The FREE Cybersecurity Glossary by Thor Pedersen!

Use my glossary to help in your CISSP, CISM, CC, Cybersecurity certification studying.

- Strongly typed programming languages
Strongly typed programming languages: Languages that enforce strict rules for data types, requiring variables to be declared with a specific type and restricting operations to valid ones for that type. Examples include C, C++, and Java.
- Structured programming
Structured programming: A paradigm of designing programs where the flow of control is governed by structured blocks, typically using sequences, selections, and loops.

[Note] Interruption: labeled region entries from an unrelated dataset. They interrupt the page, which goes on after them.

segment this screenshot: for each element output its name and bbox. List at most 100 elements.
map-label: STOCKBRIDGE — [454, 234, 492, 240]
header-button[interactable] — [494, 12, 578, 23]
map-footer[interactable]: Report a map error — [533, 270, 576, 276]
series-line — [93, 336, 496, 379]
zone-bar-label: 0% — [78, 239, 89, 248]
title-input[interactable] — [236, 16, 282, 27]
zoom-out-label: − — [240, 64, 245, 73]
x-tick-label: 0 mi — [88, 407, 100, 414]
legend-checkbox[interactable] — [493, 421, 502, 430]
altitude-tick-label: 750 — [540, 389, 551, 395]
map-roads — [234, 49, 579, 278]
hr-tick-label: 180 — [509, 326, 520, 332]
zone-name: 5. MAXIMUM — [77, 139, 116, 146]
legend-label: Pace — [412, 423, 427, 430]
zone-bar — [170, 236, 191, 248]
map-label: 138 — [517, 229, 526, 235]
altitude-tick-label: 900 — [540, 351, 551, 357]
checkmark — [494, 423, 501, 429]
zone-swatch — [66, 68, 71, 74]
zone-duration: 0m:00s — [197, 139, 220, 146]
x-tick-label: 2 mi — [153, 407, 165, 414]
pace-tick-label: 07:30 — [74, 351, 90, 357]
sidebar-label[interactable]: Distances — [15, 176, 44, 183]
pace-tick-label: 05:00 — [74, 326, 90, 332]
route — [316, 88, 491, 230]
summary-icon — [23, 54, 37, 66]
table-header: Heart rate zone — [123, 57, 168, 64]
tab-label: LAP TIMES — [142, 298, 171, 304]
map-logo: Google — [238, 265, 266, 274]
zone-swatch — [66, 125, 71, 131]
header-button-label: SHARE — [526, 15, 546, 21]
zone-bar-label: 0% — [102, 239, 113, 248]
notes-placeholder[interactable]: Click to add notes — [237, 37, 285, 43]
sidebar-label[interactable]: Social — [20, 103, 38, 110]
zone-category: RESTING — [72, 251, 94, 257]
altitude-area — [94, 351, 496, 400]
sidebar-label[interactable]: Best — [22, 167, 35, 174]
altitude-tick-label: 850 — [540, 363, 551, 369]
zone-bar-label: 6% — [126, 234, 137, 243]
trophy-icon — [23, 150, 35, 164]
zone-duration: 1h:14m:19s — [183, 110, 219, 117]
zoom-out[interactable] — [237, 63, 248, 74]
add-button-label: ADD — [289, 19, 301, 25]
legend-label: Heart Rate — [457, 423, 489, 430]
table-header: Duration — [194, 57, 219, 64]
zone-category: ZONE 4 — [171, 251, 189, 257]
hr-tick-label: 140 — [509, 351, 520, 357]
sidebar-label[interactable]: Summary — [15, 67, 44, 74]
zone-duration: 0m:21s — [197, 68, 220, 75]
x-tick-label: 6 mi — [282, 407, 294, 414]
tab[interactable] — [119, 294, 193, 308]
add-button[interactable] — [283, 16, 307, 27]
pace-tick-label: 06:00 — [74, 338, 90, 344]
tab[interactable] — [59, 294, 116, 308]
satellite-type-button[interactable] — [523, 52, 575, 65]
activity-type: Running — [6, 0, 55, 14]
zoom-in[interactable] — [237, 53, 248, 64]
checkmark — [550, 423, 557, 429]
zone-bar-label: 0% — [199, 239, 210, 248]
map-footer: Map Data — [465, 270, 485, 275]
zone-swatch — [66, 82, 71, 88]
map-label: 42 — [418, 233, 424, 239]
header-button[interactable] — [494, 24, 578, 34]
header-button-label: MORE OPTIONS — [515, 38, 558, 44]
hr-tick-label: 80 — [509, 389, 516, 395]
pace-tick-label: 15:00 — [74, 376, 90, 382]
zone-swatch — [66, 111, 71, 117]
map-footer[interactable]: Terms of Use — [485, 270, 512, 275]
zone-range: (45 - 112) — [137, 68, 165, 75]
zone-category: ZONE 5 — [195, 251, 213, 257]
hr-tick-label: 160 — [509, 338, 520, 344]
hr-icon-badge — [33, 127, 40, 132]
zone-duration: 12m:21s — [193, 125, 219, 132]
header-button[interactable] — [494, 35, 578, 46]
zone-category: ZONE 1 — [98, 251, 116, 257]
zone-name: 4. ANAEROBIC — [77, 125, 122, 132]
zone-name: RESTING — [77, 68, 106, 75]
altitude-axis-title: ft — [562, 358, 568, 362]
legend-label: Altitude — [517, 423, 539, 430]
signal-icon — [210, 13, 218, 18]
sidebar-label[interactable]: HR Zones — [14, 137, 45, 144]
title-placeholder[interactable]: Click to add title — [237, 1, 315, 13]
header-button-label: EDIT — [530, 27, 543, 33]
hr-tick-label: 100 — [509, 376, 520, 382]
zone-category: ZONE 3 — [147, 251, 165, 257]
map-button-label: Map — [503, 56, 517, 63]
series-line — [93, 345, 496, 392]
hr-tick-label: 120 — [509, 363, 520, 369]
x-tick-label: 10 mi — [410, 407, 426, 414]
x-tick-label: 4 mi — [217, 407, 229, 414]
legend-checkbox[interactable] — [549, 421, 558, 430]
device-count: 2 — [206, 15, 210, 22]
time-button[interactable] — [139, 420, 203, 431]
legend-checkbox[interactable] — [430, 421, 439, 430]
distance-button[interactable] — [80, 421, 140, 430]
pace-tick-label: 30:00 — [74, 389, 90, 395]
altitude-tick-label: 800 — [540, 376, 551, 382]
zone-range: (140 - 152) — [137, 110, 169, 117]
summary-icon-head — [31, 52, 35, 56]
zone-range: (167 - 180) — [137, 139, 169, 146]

The main aim of structured programming is to enhance the clarity, quality, and development time of a computer program by making use of subroutines, loop control structures, and block structures. Its principles increase the maintainability and reliability of software, reducing the likelihood of bugs and vulnerabilities.
- Synthetic transactions
Synthetic transactions: Scripted actions that simulate user interactions with a system or application. These scripts mimic end-user behavior, such as logging in, navigating through an application, or completing a transaction, to proactively monitor and measure system performance and availability. Synthetic transactions are used in testing environments to identify potential issues before they impact end users, helping to maintain a high level of service availability and security.
- Safeguard
Safeguard: A measure or procedure designed to protect against loss, damage, or unauthorized access to information or assets. It is used in security to prevent or mitigate risks to an organization's assets or information. Examples of safeguards include implementing firewalls to protect against cyber-attacks or installing security cameras to deter theft.
- Safe harbor
Safe harbor: A legal provision that offers protection from liability or penalty if specific guidelines or standards are met. Often found in regulations, safe harbor provisions enable organizations to legally transfer data across jurisdictions by adhering to established principles, thereby ensuring compliance and responsible handling of sensitive information.
- Salami technique
Salami technique: A type of fraud that involves the slicing off of small amounts of money from multiple transactions to create a larger sum. It is often used in financial crimes to steal money from a large number of victims. Examples of salami techniques include a bank employee taking small amounts of money from multiple customer accounts or a retailer charging small amounts to customers' credit cards without their knowledge.
Disclaimer: The glossary is for informational purposes only, we are not liable for any errors or omissions.